Once we were settled in the two of them rooted around in their backpacks, with that other guy producing a real glass syringe, and my new friend retrieving a plastic bag containing a small quantity of black tar heroin.

I was quite dismayed but chose not to say anything.

"Be careful!" my new friend said to the other guy.

"Don't worry - I've only blown out one vein," he replied as he made a fist and used the other hand to wrap a rubber tourniquet around his arm.

That garden hose water was used to dissolve their doses of heroin. They both shared that glass syringe's same needle.

After they shot up that other guy left, then my host and I stretched out on the floor so we could sleep. It was cold, we had no blankets but at least I was sheltered from the wind.

After a little while my new friend started screaming. He was screaming like a wounded hyena. He continued to scream for the next couple hours.

Given what he has experienced I could well understand that he hoped to find some comfort in shooting heroin - but that's not what he got.

I managed to get some sleep. I don't know whether he was able to.

Suddenly I was awakened by him shaking my shoulder. "It's nine o'clock! We've got to get out of here!" - before the garden's owner caught us.

Despite that he needed help putting the tools back in the shed I was so freaked out that I ran away as fast as I could.

I didn't know what I could possibly say if I ran into him again, which would be quite likely as most of Portland's homeless hang out in the same general areas, in Oldtown and Downtown.

I needed to get away, to be somewhere safe.

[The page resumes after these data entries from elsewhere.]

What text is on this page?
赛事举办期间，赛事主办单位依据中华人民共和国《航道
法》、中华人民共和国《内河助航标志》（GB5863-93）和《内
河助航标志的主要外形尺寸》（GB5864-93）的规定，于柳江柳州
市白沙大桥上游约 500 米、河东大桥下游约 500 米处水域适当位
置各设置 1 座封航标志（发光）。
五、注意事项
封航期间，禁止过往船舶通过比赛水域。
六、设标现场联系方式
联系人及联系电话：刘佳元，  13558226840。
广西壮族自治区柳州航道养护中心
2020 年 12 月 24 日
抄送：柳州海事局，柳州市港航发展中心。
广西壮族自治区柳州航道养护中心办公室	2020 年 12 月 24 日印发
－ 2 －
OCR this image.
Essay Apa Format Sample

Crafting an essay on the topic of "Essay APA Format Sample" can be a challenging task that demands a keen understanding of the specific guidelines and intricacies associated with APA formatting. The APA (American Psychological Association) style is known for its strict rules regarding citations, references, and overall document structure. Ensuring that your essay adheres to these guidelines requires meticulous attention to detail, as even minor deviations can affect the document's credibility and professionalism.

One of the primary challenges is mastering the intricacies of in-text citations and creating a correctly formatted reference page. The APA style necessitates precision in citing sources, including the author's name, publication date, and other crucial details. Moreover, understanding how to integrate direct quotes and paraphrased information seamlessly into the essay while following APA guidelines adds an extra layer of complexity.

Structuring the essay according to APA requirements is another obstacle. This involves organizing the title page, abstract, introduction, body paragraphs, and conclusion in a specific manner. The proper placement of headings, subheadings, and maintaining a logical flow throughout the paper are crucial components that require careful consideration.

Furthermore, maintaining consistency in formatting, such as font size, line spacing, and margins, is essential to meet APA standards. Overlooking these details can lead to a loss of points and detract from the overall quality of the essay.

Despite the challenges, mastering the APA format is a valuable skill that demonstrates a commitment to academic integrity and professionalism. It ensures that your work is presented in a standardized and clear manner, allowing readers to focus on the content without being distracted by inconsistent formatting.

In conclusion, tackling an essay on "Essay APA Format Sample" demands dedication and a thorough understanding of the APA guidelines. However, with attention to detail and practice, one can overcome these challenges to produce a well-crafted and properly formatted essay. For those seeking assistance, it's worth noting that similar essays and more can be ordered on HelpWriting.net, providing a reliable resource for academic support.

I rode the MAX light rail to the Expo Center station in North Portland, then walked across the Columbia River on the I-5 bridge. I was able to get back to sleep by resting under the overhanging roof of the Vancouver public library.

When I got up I walked into Paul's, a restaurant in Vancouver then asked "Do you have any honest work I can do for you?" I was deeply disappointed that they handed me a job application. I had the hope that by performing such work as washing their dishes, I might earn enough to have something to eat that morning.

I just sadly put the application in my backpack then walked out.